Hello, Neil and Joe. I’m talking to you by telephone from the Oval Office at the White House. And this certainly has to be the most historic phone call ever made. I just can’t tell you how proud we all are of what you have achieved. For every American, this has to be the proudest moment of our lives, and for all people all over the world, I am sure they, too, join with Americans in recognizing what a feat this is. Because of what you have done, the heavens have become part of man’s world…

What Muldoon mostly felt as Nixon rambled on, in his oddly unstructured way, was impatience. He and Armstrong had little enough time there as it was — no more than two and a half hours for their single moonwalk — and every second had been choreographed, in the endless sims back in Houston, and detailed in the little spiral-bound checklists fixed to their cuffs.

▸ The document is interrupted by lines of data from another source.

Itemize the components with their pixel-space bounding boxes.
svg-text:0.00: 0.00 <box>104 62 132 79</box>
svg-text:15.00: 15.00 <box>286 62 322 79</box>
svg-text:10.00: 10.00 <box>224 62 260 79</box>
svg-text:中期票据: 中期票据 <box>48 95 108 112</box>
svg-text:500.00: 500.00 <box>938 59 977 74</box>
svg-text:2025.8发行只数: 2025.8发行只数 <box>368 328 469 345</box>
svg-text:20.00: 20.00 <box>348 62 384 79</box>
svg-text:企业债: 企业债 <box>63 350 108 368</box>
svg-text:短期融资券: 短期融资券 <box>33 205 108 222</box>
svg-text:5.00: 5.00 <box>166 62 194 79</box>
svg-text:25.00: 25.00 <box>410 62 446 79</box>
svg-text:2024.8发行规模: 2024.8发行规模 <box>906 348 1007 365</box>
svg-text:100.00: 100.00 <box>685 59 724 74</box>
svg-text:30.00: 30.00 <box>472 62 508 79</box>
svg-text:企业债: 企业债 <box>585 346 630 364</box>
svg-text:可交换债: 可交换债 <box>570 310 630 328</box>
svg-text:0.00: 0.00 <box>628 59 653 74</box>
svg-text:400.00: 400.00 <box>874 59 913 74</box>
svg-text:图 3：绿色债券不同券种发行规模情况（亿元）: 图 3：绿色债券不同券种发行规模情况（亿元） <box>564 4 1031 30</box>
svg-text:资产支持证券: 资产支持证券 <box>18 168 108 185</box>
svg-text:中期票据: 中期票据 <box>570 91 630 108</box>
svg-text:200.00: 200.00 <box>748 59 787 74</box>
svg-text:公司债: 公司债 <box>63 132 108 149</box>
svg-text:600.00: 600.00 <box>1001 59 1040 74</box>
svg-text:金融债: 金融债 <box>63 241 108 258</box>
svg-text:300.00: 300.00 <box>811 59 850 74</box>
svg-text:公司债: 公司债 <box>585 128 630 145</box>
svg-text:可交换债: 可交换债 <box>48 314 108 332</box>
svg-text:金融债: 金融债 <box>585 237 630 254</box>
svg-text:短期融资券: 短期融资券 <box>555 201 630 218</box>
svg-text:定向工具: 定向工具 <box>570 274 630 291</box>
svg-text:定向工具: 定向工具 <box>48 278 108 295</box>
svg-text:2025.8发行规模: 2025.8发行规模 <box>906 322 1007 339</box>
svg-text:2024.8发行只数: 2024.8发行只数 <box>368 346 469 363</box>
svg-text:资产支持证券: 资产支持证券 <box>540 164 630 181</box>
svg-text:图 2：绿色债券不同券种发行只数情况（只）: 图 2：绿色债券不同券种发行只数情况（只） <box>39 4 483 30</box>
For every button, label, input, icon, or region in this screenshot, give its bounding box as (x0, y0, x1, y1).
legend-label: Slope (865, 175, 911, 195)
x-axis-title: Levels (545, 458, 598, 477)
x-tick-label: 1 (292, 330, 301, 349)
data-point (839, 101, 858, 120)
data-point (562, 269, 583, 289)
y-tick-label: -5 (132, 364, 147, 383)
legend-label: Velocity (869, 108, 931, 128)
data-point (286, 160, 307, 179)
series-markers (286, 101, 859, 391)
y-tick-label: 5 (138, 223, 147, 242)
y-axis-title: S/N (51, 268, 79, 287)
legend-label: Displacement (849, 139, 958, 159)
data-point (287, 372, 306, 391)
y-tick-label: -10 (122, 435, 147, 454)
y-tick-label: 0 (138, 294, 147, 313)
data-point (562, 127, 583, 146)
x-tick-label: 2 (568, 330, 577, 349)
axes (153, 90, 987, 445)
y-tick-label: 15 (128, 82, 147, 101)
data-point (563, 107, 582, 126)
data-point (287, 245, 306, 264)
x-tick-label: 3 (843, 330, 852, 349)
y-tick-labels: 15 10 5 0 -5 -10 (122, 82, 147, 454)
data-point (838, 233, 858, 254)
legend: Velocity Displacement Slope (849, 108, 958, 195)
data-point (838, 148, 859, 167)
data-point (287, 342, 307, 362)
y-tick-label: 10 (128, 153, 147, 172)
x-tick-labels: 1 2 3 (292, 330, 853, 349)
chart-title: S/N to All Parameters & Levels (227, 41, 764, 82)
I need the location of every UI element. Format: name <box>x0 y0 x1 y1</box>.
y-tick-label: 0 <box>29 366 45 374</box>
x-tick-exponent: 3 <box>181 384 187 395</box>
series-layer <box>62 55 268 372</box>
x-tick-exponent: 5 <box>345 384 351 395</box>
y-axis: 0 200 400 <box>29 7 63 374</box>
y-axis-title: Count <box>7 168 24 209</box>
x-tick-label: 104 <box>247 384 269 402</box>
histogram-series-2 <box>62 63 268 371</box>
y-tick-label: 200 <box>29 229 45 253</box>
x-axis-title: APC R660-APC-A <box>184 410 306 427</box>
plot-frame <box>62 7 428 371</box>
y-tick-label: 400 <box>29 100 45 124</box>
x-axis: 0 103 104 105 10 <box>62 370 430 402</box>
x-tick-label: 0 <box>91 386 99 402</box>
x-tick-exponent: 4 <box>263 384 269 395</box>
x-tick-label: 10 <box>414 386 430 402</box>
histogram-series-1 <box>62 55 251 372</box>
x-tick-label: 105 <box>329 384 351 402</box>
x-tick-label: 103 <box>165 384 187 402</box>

Nixon’s speech hadn’t been rehearsed in the simulations, though, and Muldoon felt a mounting anxiety as he thought ahead over the tasks they still had to complete. They would have to skip something. He could see them returning to Earth with fewer samples than had been anticipated, and maybe they would have to skip documenting them, and just grab what they could… The scientists wouldn’t be pleased.

He would like to have gotten a sample of one of those glittering fragments in the crater bottoms, or one of the crystals. There just wouldn’t be time.

Muldoon didn’t really care about the science, if truth be told. But he felt a gnawing anxiety about completing the checklist. Getting through your checklist was the way to get on another flight.

With these thoughts, some of the lightness he’d enjoyed earlier began to dissipate.